Politicians are, to borrow a term from Orson Welles, a third sex. And they are a disoriented one. Political parties in Australia terrorise the population with a rafter of paper-fuelled announcements, television pollution, and, in case you needed a reminder, more paper. Attempts to place on your letter box ‘No Junk Mail Please’ are tantamount to placing a sign before an Iraqi citizen ‘Please don’t leave ­ the occupation is working.’ It is, as has been said before, a sports contest, where debate is excised in favour of bruising, the pugilists posed over the barricades ready to take aim. For heavens sake, keep ideas off the stage, wherever you strike.

This election campaign has already been saturated by new media. Now that Australian politicians have woken up to the mind numbing properties of YouTube and MySpace, we can get an extra round of cyber prodding from these pugilists from breakfast onwards. For a country that refused to sign the Kyoto Protocol, showing a preference in tearing up the earth in a commodities rush that is almost quixotic, the rapacious consumption of paper is ‘no problem’.

Leaving carbon footprints visible to any half-intelligent extra-terrestrial life should be troubling. Or is it? The response is an ever placating, ‘She’ll be right mate.’ And surely, she will, though who this sexualised alternate reality is, I don’t know. I have yet to meet her, and Australians have not formally introduced us, though a few glasses of Barossa Shiraz tend to take me to a brutal reality: a head that is so sore it must have been beaten to a pulp by a disaffected housewife with a mallet. Perhaps such new forms of media are an environmentally sound excuse to allow the politicians in on the act.

Australians take elections seriously even as if they heap a pile of rubbish on their politicians the height of Mount Kosciusko. It gives them a chance to vote again and again. If not the Federal, then the State; and if not the State, then the local council elections. Sadistically, if you do not vote, you shall be fined. The state acts like dominatrix: you must love your democracy, and not doing so means you are, as the Michigan militia man might say, in ‘dereliction of duty’. Not getting up from bed on a Saturday morning to be drowned by ‘how to vote’ cards by volunteers at a polling booth shows you crave a good financial spanking. Those who decide not to love enough are punished out of love, and there is nothing quite so loving as a 60 dollar fine.

The comedy crew known as the ‘Chasers’, nesting in the ABC, have injected some form of merriment into proceedings.
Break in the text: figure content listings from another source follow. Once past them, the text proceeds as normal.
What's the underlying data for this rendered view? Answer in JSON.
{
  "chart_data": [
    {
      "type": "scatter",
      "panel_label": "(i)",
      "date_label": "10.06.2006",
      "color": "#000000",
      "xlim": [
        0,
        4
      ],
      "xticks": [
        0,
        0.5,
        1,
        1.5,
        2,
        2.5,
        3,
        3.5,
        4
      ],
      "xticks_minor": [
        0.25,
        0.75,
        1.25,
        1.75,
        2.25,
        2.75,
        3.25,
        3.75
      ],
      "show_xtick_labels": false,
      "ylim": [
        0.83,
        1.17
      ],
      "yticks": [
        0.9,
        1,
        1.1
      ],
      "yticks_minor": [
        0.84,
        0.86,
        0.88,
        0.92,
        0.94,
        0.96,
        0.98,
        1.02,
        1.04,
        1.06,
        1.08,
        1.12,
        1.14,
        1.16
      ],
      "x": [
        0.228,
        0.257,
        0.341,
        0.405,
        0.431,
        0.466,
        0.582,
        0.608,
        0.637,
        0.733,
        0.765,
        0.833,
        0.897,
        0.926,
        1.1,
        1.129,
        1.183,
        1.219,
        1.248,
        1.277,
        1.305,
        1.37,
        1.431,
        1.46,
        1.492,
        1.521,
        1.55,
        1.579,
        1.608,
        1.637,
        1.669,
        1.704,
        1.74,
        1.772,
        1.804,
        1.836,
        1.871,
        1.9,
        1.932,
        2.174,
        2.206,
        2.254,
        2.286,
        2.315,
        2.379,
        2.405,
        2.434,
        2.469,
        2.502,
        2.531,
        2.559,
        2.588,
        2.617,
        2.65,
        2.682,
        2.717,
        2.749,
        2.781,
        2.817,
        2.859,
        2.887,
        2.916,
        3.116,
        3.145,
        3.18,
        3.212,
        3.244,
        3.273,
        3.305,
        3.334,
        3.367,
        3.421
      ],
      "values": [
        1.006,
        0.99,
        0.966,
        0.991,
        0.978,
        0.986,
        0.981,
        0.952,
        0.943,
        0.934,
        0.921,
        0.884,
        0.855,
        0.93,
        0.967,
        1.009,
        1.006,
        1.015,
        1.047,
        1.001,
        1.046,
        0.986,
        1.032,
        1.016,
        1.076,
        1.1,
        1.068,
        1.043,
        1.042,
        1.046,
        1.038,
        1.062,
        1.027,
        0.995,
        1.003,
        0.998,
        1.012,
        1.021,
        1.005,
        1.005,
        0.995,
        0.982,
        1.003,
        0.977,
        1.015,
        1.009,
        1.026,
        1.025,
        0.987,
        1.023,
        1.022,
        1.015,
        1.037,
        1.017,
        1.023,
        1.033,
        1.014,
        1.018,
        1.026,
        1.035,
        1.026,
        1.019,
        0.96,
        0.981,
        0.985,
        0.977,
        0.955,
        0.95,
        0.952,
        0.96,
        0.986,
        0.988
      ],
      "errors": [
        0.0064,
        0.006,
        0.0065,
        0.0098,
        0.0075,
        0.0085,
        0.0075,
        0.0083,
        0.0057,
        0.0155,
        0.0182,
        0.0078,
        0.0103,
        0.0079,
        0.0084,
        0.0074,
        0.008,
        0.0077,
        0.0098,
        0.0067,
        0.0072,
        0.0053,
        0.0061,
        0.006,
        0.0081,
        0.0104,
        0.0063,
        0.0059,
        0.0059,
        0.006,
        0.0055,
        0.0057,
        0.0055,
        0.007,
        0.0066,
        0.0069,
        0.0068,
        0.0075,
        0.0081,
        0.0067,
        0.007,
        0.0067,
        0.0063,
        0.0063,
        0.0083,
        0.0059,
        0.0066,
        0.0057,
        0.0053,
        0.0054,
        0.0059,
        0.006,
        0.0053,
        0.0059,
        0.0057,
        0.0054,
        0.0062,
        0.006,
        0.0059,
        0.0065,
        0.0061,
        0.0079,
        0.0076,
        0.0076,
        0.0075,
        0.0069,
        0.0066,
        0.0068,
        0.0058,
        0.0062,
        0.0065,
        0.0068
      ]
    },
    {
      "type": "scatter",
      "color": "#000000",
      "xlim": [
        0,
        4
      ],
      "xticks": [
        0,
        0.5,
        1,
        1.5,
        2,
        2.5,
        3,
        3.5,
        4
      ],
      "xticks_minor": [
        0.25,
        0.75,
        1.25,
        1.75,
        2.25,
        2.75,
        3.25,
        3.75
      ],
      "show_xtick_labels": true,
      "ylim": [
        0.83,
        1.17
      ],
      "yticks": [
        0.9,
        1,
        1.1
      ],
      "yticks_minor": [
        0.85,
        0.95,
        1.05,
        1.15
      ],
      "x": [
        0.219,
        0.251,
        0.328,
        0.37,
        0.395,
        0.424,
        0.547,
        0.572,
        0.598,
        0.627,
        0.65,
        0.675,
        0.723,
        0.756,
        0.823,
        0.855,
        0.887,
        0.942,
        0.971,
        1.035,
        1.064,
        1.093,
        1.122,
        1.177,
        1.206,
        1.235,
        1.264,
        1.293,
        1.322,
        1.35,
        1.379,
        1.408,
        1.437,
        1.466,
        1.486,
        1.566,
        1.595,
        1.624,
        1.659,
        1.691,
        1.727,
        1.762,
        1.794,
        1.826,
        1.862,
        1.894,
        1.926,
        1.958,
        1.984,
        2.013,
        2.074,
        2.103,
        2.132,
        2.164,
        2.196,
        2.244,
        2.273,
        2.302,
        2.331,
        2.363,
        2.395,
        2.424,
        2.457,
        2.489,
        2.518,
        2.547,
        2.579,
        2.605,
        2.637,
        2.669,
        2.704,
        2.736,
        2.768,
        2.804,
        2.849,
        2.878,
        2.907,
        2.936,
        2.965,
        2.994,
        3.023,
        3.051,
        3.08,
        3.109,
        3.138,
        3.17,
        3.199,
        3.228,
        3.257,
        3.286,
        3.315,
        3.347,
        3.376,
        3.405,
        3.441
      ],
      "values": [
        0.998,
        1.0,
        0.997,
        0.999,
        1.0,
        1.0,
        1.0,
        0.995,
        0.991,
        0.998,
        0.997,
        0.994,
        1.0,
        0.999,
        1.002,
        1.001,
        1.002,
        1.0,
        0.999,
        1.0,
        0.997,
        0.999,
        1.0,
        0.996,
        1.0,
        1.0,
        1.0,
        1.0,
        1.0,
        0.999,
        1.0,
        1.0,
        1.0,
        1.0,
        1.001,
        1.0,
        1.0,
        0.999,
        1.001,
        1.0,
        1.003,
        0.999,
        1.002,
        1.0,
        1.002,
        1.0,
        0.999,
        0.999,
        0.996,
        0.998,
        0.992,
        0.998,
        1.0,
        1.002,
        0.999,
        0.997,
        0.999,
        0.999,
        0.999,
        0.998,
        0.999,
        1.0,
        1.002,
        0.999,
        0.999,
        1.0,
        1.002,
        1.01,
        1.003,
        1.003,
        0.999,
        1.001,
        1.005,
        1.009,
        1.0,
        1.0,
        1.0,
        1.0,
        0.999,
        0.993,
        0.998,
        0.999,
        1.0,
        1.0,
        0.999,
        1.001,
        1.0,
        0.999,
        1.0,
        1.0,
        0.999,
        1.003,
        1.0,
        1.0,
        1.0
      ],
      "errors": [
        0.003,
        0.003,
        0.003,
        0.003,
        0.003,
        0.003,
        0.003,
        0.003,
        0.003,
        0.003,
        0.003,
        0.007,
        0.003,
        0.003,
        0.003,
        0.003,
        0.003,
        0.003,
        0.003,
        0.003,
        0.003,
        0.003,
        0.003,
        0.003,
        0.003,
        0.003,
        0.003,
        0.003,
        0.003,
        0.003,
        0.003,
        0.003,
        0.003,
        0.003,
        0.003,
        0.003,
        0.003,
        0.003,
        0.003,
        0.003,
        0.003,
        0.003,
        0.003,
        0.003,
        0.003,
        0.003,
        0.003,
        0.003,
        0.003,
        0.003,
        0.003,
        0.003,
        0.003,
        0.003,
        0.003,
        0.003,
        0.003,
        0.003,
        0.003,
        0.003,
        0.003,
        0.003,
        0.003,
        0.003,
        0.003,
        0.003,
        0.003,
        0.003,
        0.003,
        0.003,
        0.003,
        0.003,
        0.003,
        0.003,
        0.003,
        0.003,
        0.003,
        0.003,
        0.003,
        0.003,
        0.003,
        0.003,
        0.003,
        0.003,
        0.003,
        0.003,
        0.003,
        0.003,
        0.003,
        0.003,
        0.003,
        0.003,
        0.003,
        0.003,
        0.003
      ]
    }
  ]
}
They brought themselves worldwide notoriety by showing that the security establishment around such talk-fests as APEC are nothing more than grand placebos. After getting through two security barriers, the comedian who was arrested first was the one who looked like a police officer, not the one dressed as bin Laden. A Federal politician has suggested that the Australian Intelligence [sic] Services monitor their movements.

One is only irritated with the Chasers because the Prime Minister, John Howard, should not be graced with bunnies dancing around with electoral slogans on interest rates. When Howard started being spotted on his power walks, you knew that policy was walking away from him, just as you knew China was in trouble when Mao took to the Yangtze.

Modern public relations for ‘active’ politicians such as Howard is simply a measure of how finely you can excise the demon of policy from the art of politics: run on a daily basis, and we will be comforted the way America was assured by a golf-playing Eisenhower. Only the French (a la Sarkozy), would find the idea of a walking, running politician suspicious, but then again, they would find anything that takes the human way from the bistro distressing. Now that, Mr. Howard, is civilization, and a ‘comfortable’ life worth having.